The outlook for Russian sovereign debt remains positive. The country has good fundamentals, and government debt remains relatively low. In 2015 government debt to GDP was reported at 17.70% by the Federal State Statistics Service.
Sergey Dergachev, senior portfolio manager of EM debt at Union Investment Privatfonds GmbH noted that the country had also successfully managed a difficult two years, particularly with Western sanctions, which speaks to Russia’s strong fundamentals.
The IIF noted that, with the assistance of higher international oil prices, real GDP should demonstrate growth in Q2 2016 in seasonally adjusted terms, following a 0.5% contraction in Q1 2016.
“There are other EM countries that have more challenging sovereign credit metrics than Russia,” Dergachev noted.
He added that the political situation is also relatively stable and offers low risk of big surprises, which compared to political uncertainties in other markets proves to be supportive of Russian credit.
Brazil for example has experienced its fair share of political uncertainty, while Brexit and the US election have and will continue to weigh on investors’ minds.
In a research note on a Russian economic recovery, the IIF stated that the September 18 parliamentary elections are unlikely to be significant, adding that although Putin’s United Russia party’s popularity has fallen to below 50%, Putin’s approval rating still stood at 77% in August.
Although the outlook on Russian government debt remains positive, and in a low yield environment is still fairly attractive on a relative basis versus its EM peers, the fact that Russia is considered a relatively high beta name in EMEA means there are risks present that investors would need to bear in mind.
If there is a selloff in oil or if risk sentiment on EM debt turns bearish, Russia will be hurt. In addition, negative news from Ukraine could lead to some short-term volatility in Russian credit spreads on political risk between the two countries.
Despite such risks, Russian government paper is likely to benefit from scarcity value. Although there have been a number of corporate issuances, with others looking set to come to market soon, the Russian sovereign has not been particularly active on the international capital markets. Its only issuance this year has been a US$1.75bn Eurobond in May.

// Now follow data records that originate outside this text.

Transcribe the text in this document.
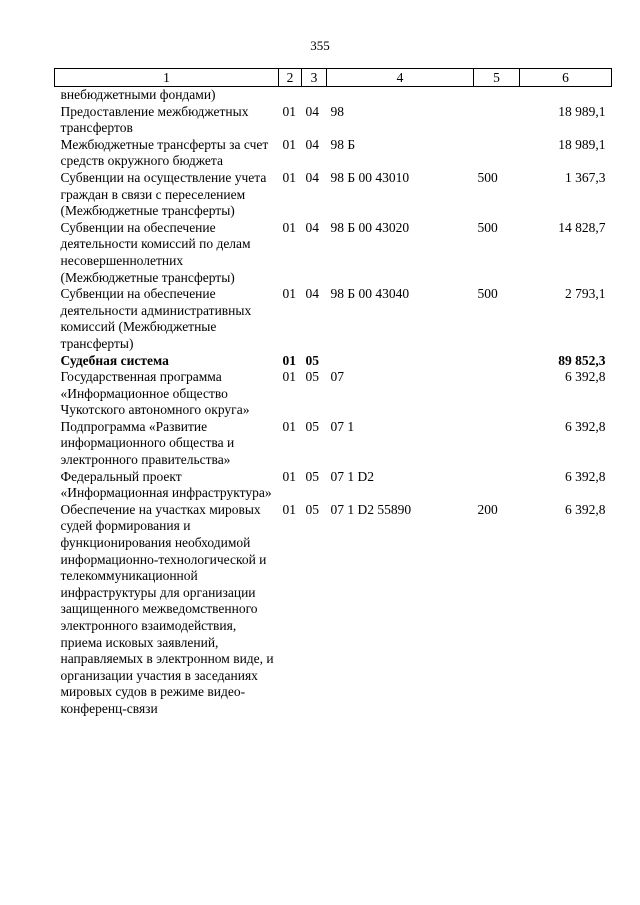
355
1	2	3	4	5	6
внебюджетными фондами)					
Предоставление межбюджетных трансфертов	01	04	98		18 989,1
Межбюджетные трансферты за счет средств окружного бюджета	01	04	98 Б		18 989,1
Субвенции на осуществление учета граждан в связи с переселением (Межбюджетные трансферты)	01	04	98 Б 00 43010	500	1 367,3
Субвенции на обеспечение деятельности комиссий по делам несовершеннолетних (Межбюджетные трансферты)	01	04	98 Б 00 43020	500	14 828,7
Субвенции на обеспечение деятельности административных комиссий (Межбюджетные трансферты)	01	04	98 Б 00 43040	500	2 793,1
Судебная система	01	05			89 852,3
Государственная программа «Информационное общество Чукотского автономного округа»	01	05	07		6 392,8
Подпрограмма «Развитие информационного общества и электронного правительства»	01	05	07 1		6 392,8
Федеральный проект «Информационная инфраструктура»	01	05	07 1 D2		6 392,8
Обеспечение на участках мировых судей формирования и функционирования необходимой информационно-технологической и телекоммуникационной инфраструктуры для организации защищенного межведомственного электронного взаимодействия, приема исковых заявлений, направляемых в электронном виде, и организации участия в заседаниях мировых судов в режиме видео-конференц-связи	01	05	07 1 D2 55890	200	6 392,8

Dergachev stated that despite low oil prices, Russian authorities have been conservative in their approach to Eurobond funding, adding that modest supply was a positive technical supporting Russian debt.
However, Russia may not necessarily be absent from the Eurobond markets for the remainder of 2016. Russia’s Deputy Finance Minister Maxim Oreshkin said in July that the sovereign could issue the remaining US$1.25bn in Eurobonds this year of the US$3bn needed to be raised in international markets. This could attract an increasing number of Asian investors.
“I think a newly issued Eurobond out of Russia would meet good demand from local investors, but also from Asian investors as well, taking into consideration the political turn of Russia more eastwards and towards Asia.”
Nevertheless, to retain global investor interest in any bonds, the sovereign would have to ensure any deal goes through one of the big clearing houses like Euroclear or Clearstream. Having an international bank on board would also send a strong and positive signal to the international markets.
Russia’s US$1.75bn 10-year May issuance was settled through Euroclear, but was only led by one bank, Russia’s own VTB Capital. Russia is rated BB+ negative by S&P Global Ratings, Ba1 negative by Moody’s and BBB- negative by Fitch.
“Russia is a rare issuer, and rare deals in times of thin liquidity across the EM credit markets offer the best value when participating in the primary markets.”